Once she arrived to the bridge, she connected to the object detection and collision predictor external system by extending a physical interface. Although it was an ancient method of communication, it was the fastest.
“C01-0010101010001?” She asked. She was surprised because it was nothing showing in the system.
The answer pointed to the  Z90 area of the ship as possible impact area, with an error of ±32 %. It was worth to investigate it, specially thinking that that was such a delicate moment in the journey.
Suddenly, as if coming from nowhere, or from another plane of existence, the most puzzling thing ever imagined by Omni appeared—and she had her parameters set up to experimental mode.
She searched in the database for dreams, concepts, and other creative notes, with no success. She, then tried to send an optical image to the neural network for object recognition. She knew it reminded her of something, related to the Earth, but she wasn’t entirely sure about what. A few seconds later, the network answered with the word “fish”. Omni needed a couple more searches, narrowing down the results and finally realising: “How is it that I hadn’t thought about it before?” She wondered. A shark. That entity reminded her of a translucent shark of gigantic dimensions. It was so big she had to turn off her subroutines of irrational fear and self-preservation instincts. Then she was able to analyse the being more calmly.

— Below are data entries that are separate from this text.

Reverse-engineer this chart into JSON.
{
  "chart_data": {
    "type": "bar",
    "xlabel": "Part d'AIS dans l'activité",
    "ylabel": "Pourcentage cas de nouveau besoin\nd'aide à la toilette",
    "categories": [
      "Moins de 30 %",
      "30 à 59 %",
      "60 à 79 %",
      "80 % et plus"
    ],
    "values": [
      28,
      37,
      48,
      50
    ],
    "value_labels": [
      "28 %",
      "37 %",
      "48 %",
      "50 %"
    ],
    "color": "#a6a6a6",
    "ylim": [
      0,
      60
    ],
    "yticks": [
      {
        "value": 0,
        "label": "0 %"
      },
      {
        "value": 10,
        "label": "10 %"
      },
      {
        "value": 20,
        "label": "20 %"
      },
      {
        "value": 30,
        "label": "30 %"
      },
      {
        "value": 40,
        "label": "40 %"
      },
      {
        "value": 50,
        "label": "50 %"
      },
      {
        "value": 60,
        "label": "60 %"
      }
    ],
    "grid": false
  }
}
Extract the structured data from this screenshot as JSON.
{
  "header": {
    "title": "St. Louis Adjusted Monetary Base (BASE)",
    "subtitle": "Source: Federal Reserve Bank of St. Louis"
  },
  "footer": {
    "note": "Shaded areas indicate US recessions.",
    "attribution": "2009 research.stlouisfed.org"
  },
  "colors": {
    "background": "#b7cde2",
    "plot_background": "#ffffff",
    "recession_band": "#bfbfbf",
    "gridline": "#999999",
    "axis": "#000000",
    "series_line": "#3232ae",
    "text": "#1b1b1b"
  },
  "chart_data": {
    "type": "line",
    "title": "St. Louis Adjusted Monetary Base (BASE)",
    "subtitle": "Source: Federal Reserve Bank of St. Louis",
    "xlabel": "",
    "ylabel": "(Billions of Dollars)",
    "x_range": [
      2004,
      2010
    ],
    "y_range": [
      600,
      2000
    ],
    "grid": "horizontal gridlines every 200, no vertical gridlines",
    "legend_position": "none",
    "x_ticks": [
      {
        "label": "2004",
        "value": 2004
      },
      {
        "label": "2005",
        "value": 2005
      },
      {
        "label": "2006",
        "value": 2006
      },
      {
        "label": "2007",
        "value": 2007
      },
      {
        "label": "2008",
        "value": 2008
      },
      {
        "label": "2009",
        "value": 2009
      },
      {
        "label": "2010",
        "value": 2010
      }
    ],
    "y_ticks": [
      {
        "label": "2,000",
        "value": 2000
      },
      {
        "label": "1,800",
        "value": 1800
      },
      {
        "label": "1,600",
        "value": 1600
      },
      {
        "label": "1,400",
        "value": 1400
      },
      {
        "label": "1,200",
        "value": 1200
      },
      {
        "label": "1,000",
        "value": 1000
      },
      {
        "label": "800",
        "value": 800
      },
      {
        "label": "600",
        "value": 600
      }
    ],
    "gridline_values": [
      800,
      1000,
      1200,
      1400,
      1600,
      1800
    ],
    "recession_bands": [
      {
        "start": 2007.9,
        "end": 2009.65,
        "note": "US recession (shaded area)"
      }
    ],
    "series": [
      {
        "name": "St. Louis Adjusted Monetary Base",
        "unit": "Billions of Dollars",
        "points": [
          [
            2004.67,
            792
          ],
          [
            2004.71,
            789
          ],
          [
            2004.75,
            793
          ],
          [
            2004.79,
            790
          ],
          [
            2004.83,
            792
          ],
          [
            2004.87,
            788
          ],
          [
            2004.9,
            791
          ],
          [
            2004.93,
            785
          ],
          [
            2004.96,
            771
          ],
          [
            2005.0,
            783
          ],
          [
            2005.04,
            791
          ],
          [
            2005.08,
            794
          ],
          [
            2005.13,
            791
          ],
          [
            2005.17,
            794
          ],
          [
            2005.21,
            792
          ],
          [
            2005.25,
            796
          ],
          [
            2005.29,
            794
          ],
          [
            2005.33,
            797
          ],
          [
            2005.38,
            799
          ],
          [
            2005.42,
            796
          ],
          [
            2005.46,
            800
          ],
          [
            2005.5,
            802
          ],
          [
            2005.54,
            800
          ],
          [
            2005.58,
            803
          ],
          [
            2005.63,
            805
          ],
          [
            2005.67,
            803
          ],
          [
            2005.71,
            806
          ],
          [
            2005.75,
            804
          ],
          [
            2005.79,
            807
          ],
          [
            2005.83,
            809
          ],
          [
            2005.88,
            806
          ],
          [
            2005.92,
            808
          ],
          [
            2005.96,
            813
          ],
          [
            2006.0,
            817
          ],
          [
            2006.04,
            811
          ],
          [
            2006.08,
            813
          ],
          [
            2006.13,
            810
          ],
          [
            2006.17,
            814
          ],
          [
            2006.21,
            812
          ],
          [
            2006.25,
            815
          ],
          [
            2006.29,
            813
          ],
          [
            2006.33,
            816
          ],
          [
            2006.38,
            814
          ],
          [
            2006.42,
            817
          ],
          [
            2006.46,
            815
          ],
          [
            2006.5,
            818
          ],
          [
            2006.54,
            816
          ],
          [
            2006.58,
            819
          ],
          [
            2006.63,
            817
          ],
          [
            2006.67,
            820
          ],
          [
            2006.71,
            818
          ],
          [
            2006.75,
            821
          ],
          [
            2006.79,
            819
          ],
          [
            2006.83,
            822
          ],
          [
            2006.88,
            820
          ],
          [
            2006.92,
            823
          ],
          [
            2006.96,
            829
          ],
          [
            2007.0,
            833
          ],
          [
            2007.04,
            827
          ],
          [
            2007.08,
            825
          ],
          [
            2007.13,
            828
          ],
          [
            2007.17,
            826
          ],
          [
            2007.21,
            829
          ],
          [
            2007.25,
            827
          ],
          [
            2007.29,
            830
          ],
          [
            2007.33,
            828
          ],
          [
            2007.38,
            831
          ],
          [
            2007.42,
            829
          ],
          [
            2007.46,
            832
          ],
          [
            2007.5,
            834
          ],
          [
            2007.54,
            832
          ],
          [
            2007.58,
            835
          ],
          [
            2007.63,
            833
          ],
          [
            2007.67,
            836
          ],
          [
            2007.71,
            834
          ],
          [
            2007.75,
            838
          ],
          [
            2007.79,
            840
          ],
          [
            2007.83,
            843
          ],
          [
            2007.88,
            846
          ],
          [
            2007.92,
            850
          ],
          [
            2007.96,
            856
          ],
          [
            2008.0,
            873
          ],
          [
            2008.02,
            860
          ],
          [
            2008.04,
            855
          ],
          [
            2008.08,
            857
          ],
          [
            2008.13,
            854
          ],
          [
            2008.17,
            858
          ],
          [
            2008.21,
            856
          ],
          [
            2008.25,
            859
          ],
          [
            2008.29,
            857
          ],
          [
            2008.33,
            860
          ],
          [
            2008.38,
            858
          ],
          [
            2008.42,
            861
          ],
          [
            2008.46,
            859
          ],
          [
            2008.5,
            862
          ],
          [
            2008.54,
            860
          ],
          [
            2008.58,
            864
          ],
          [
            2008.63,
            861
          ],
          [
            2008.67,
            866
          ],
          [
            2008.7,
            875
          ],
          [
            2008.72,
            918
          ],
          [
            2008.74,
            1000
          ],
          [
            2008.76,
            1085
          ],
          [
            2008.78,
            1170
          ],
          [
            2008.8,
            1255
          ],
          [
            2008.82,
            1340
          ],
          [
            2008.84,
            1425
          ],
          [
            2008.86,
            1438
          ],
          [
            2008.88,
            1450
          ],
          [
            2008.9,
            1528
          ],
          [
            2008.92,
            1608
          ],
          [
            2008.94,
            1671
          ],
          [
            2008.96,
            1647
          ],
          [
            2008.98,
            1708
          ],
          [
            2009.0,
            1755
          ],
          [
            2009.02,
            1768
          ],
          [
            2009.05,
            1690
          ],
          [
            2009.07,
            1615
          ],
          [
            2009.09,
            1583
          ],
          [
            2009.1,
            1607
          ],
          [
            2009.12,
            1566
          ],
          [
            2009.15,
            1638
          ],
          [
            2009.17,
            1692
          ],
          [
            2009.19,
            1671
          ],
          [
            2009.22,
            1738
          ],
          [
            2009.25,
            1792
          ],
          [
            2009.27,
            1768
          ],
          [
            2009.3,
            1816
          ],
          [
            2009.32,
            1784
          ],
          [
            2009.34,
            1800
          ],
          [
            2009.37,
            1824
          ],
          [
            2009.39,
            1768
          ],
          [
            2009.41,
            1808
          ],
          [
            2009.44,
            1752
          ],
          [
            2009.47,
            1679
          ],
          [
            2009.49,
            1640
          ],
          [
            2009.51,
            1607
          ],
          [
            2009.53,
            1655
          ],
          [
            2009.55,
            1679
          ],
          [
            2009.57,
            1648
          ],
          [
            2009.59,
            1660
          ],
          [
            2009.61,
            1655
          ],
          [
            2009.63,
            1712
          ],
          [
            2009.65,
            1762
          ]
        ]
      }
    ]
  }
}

The “shark” was so beautiful Omni was mesmerised. Those colours. Its wings—or whatever they were—changed colour from an impossible electric blue to an astonishing infrared. It was as long as the starship and four times as wide. Four times! It was absolutely gorgeous, swimming majestically in the galactic void.
Suddenly, with a brisk movement of its tale hit the starship near the engines. Omni didn’t like inaccuracy and that was a proof why. She had to send a command to stop the ship after reading the damage report—it wasn’t that bad, but she became more cautious with the years—and launched a probe properly marked as in scientific mission.
The probe floated for a while, sent a first useless report and started approaching the “shark” which at first ignored it. The probe scanned externally, from a distance, the creature sending a non-aggression tag. Next, following the protocol, got slowly closer to the creature.
The “shark” swam to the probe and with a slick movement, very similar to a strange dance—or a mating ritual—swallowed it effortlessly.
One last report was received by Omni. She couldn’t believe it. Was that even possible?